With it getting cold it becomes 'Homeless season' for the ambulance service. People who are normally happy** sleeping rough, drinking the day away on a park bench and having a nap wherever they can suddenly realise that it gets a bit chilly and that their normal lifestyle is a bit... uncomfortable.

So, as a service, or at least in my part of the world, we find ourselves being called to more homeless folk than is normal, at the risk of sounding politically incorrect let me just define 'homeless' for the purposes of this article as those people who are long-term homeless, normally due to alcoholism (caused in some part by the lack of 'wet' hostels for them) or the mentally ill (caused in some part by Thatcher).
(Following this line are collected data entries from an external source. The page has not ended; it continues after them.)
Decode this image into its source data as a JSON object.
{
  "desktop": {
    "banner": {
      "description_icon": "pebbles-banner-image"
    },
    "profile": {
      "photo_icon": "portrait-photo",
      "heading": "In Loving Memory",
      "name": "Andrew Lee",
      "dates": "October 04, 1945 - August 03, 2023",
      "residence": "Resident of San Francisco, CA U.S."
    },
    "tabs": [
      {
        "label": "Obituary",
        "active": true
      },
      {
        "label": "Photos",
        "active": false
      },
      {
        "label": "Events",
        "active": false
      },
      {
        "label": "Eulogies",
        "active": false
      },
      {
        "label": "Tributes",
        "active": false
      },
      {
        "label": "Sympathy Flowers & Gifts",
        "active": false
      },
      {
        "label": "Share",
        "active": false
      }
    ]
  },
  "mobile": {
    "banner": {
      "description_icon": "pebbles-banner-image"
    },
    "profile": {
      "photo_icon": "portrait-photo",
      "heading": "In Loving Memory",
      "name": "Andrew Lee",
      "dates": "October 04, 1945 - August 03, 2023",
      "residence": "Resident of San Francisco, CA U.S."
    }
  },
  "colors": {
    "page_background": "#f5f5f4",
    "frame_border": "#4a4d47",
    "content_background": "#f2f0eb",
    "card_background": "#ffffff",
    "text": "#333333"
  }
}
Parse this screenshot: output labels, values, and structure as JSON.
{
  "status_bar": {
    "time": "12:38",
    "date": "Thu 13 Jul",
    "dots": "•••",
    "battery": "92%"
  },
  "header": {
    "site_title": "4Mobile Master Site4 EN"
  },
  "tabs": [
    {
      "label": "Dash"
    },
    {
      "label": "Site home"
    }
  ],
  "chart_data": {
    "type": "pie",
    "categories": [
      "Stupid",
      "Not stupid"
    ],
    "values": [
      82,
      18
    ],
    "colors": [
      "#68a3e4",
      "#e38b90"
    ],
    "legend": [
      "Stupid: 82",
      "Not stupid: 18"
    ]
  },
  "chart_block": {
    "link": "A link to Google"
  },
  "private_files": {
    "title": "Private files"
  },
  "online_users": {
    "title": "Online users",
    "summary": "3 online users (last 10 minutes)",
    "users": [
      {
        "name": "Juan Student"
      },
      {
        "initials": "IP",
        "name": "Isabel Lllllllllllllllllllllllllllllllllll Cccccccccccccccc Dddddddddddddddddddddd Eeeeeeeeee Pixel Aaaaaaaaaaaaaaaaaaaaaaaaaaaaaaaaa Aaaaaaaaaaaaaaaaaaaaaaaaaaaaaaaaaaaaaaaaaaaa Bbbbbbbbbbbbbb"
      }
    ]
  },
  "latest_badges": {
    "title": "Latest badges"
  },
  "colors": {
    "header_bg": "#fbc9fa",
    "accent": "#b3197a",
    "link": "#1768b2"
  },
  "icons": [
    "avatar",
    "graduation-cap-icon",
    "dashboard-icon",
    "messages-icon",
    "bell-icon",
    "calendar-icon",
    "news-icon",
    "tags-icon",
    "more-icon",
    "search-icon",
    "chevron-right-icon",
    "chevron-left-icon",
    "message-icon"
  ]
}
I'm not referring to the homeless who seek to improve their condition, but instead the outliers who either refuse help or who cannot keep the rules that are expected of them.

An example of how things change with the weather - in the last cold snap I was queuing up to hand over my homeless patient, also queuing up were another three ambulances with patients similar to mine. One was incontinent while waiting and another had been incontinent in the ambulance. Actually incontinent is perhaps the wrong word, one of the men whipped out his 'member' and urinated up the wall of the department.

Welcome to the world of healthcare.

But, you know, the homeless are people as well and they deserve as much care and consideration as anyone else, even if their sole contribution to society seems to be limited to turning cider into urine.

My patient, for example, told me that he had been vomiting blood - something that can be the sign of something serious, especially in the alcoholic patient. I listened to his history in the back of the ambulance, took his vitals and started my paperwork. I looked him up and down and wrote 'Patient complaining of vomited blood, no evidence seen'.

I stopped and looked at what I'd just written.

There wasn't any sign of blood or vomit on the man's clothing so what I had written was factually true. What stopped me was wondering if I would have written such a thing if I'd picked this patient up from a clean house? If he hadn't been an alcoholic?

I'd treated him with respect, I'd done all the same things that I would have done for anyone else complaining of the same thing, but still I'd written those words on my report form.

I may as well have written 'patient says he vomited blood but I don't believe him'.

So we took him to hospital. When we got there I started handing over to the nurse, as soon as I mentioned the vomiting of blood she turned round and asked me, "Was there any evidence of this?".

This isn't a 'harsh' nurse, she's pretty good actually - caring and considerate and definitely hardworking, yet she'd also asked me the same thing that I'd written down on my paperwork without thinking.

The patient went out to the waiting room.

I wonder if he would have been put out into the waiting room if he hadn't been homeless.

It's not a criticism of the nurse, trolleys are in short supply in the A&E department and the handover nurse has to make decisions between who gets to stay in the main department to be seen soon and those who can go out in the waiting room. While the various professional organisations that look after nursing and ambulance people would have us treat every word that comes forth from the patient's mouth as complete truth, there comes a time when you start to watch for people trying to 'trick' you for whatever reason they have.

It might be the junkie looking for narcotics, it might be the person playing up their illness in an effort to get seen sooner or it might be the person who lies about not being able to get an appointment at the GP as the reason for dialling 999.

One of the 'classics' is the patient who tries to convince you that their pain score is 'ten out of ten', and as the NMC*** say, 'pain is what the patient says it is', which is hard to believe when the source of their pain is a tiny shaving cut...

While I can normally tell a lie, I'm more than happy to give the benefit of the doubt to a patient, regardless of their background. I'd rather give analgesia to a junkie than withhold relief from someone in genuine pain.

Which is why I wondered why I wrote 'no evidence seen' on my report form.


*Sense of humour failure is a term that some people use to indicate losing their temper. I may well be using it in a similar way...

**'Happy' is perhaps the wrong word here.

***Who live in happy fairy land it would seem and when I was a nurse seemed to publish a lot of twaddle about any old rubbish. They may have got better. I doubt it though. They'd be very unhappy about me calling everyone either 'Luv' or 'Mate' for instance.